The most important and imposing incentive for the president to change is the very real prospect that Tunisia will fall into an abyss of violent internal conflict and endless social chaos. Lacking a political center of gravity, it could become both a failed state and a failed democracy. And if such a dangerous prospect is not enough, perhaps some of Saied's closest advisors might convince him that rather than be the initiator of Tunisia's fall, he might be its savior.

On this score, the path forward might be for Saied to host a national dialogue that would be attended by all the key factions, including the Islamist Ennahda. Although he has floated this idea before, the looming chance of a national calamity might induce him to become the kind of leader that Tunisia desperately needs.

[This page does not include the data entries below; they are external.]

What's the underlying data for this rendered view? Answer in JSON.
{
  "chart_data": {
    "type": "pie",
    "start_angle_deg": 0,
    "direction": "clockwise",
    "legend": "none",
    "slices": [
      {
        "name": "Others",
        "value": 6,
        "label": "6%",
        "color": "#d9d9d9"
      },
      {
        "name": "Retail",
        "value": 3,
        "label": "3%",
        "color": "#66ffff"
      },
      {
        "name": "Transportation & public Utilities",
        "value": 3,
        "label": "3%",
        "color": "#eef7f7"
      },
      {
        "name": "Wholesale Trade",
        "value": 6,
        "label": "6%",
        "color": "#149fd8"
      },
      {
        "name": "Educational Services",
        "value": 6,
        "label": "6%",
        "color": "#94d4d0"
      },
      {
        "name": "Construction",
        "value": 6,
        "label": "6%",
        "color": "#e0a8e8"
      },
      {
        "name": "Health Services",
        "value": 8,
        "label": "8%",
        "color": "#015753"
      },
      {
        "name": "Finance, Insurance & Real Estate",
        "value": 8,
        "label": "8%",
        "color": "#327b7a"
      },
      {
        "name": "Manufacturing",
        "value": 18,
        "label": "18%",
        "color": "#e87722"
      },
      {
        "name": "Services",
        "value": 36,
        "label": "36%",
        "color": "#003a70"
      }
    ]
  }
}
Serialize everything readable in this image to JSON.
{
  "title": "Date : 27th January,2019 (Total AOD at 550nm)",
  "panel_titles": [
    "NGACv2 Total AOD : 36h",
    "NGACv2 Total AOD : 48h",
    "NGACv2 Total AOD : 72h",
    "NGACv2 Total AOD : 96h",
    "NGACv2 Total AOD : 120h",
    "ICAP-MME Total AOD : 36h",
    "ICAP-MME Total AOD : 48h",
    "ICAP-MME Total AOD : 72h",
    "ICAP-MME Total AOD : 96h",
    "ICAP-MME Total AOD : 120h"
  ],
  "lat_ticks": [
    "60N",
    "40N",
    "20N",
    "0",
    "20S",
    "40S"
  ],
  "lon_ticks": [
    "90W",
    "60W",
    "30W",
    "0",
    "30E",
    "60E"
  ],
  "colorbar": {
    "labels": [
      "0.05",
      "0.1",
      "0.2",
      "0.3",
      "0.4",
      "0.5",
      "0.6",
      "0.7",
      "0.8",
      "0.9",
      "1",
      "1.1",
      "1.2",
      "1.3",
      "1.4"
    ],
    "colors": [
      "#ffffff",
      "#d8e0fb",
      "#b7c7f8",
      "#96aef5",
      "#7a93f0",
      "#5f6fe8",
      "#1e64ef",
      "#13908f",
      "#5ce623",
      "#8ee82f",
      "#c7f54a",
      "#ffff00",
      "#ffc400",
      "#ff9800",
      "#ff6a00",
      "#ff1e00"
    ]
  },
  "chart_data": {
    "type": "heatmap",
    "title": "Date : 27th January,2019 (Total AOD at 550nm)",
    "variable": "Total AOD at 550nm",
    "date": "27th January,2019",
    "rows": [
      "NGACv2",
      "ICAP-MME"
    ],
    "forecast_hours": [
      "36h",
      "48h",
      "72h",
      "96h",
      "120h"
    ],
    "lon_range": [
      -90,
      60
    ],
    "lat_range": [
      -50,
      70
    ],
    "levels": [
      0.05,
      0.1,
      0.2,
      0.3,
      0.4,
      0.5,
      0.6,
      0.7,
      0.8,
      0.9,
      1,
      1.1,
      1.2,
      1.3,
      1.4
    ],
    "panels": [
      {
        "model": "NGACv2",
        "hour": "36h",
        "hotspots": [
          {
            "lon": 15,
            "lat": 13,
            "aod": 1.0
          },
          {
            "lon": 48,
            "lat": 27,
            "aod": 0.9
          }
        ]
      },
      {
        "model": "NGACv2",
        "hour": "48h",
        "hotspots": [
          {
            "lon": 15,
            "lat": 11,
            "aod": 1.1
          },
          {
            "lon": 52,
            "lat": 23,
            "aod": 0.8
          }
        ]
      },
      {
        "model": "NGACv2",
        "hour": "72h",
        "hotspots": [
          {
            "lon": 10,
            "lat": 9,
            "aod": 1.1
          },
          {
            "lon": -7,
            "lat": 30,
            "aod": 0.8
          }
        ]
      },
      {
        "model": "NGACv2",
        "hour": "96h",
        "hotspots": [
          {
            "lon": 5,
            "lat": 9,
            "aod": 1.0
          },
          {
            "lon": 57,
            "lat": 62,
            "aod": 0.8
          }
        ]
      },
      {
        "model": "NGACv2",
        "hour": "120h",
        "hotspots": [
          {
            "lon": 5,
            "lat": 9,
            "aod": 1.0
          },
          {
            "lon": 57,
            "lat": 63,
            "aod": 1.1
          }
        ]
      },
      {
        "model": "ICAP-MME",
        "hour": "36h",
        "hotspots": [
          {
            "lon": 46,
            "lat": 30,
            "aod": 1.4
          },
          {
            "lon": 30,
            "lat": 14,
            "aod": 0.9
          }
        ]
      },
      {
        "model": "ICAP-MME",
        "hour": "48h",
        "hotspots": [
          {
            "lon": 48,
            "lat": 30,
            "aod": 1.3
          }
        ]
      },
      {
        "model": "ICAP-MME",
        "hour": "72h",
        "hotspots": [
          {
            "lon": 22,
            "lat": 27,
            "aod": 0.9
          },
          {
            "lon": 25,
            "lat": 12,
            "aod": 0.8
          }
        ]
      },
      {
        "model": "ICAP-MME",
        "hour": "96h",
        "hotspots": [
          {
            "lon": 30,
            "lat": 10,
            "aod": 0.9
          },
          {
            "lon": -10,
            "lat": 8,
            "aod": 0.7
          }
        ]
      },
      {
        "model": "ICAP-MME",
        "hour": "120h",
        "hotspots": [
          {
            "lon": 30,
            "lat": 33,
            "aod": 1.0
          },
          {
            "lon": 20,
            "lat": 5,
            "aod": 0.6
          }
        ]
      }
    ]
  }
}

Additionally, key regional states, as well as the European Union and the United States, could play a diplomatically nuanced role in the bid to rescue Tunisia. The key incentive to do so is not only the danger to the country's democracy, but also the very real prospect that radical Islamist forces will take advantage of the turmoil to reassert their influence in that country, as well as in Libya and Algeria. Moreover, the still very fragile progress that Libya has made preparing for next elections in December will surely be squandered if Libyan leaders see in Tunisia’s story a lesson of the utter futility of democratic change. Strange as it may seem, Tunisia is a lynchpin for regional security and thus cannot be allowed to fail.

Any rescue plan will be complicated by the ambitions of Turkey, Egypt, the United Arab Emirates, Saudi Arabia, and Qatar, clashing strategic interests in Tunisia have been closely linked to the power struggle in Libya. Egypt, the UAE, and Saudi Arabia have already delivered, or promised to deliver, more COVID-19 vaccines and other medical aid. Beyond such, the United States and its Gulf assistance allies must work with international lenders and the IMF to craft an economic program that will protect the most vulnerable groups in Tunisia and ensure that public sector hospitals have the human and technical resources to save lives.

Knowing that they will bear the brunt of illegal immigration flows if Tunisia falls apart, European leaders have good reason to support this multi-dimensional strategy, providing that Saied commits to a politics of national engagement and dialogue. US Secretary of State Anthony Blinken made this very point in a July 26 telephone call with the Tunisian president. This will surely not be the last time the Biden Administration will have to urge Saied, as Blinken put it, to “adhere to the principles of democracy and human rights that are the basis of governance in Tunisia.”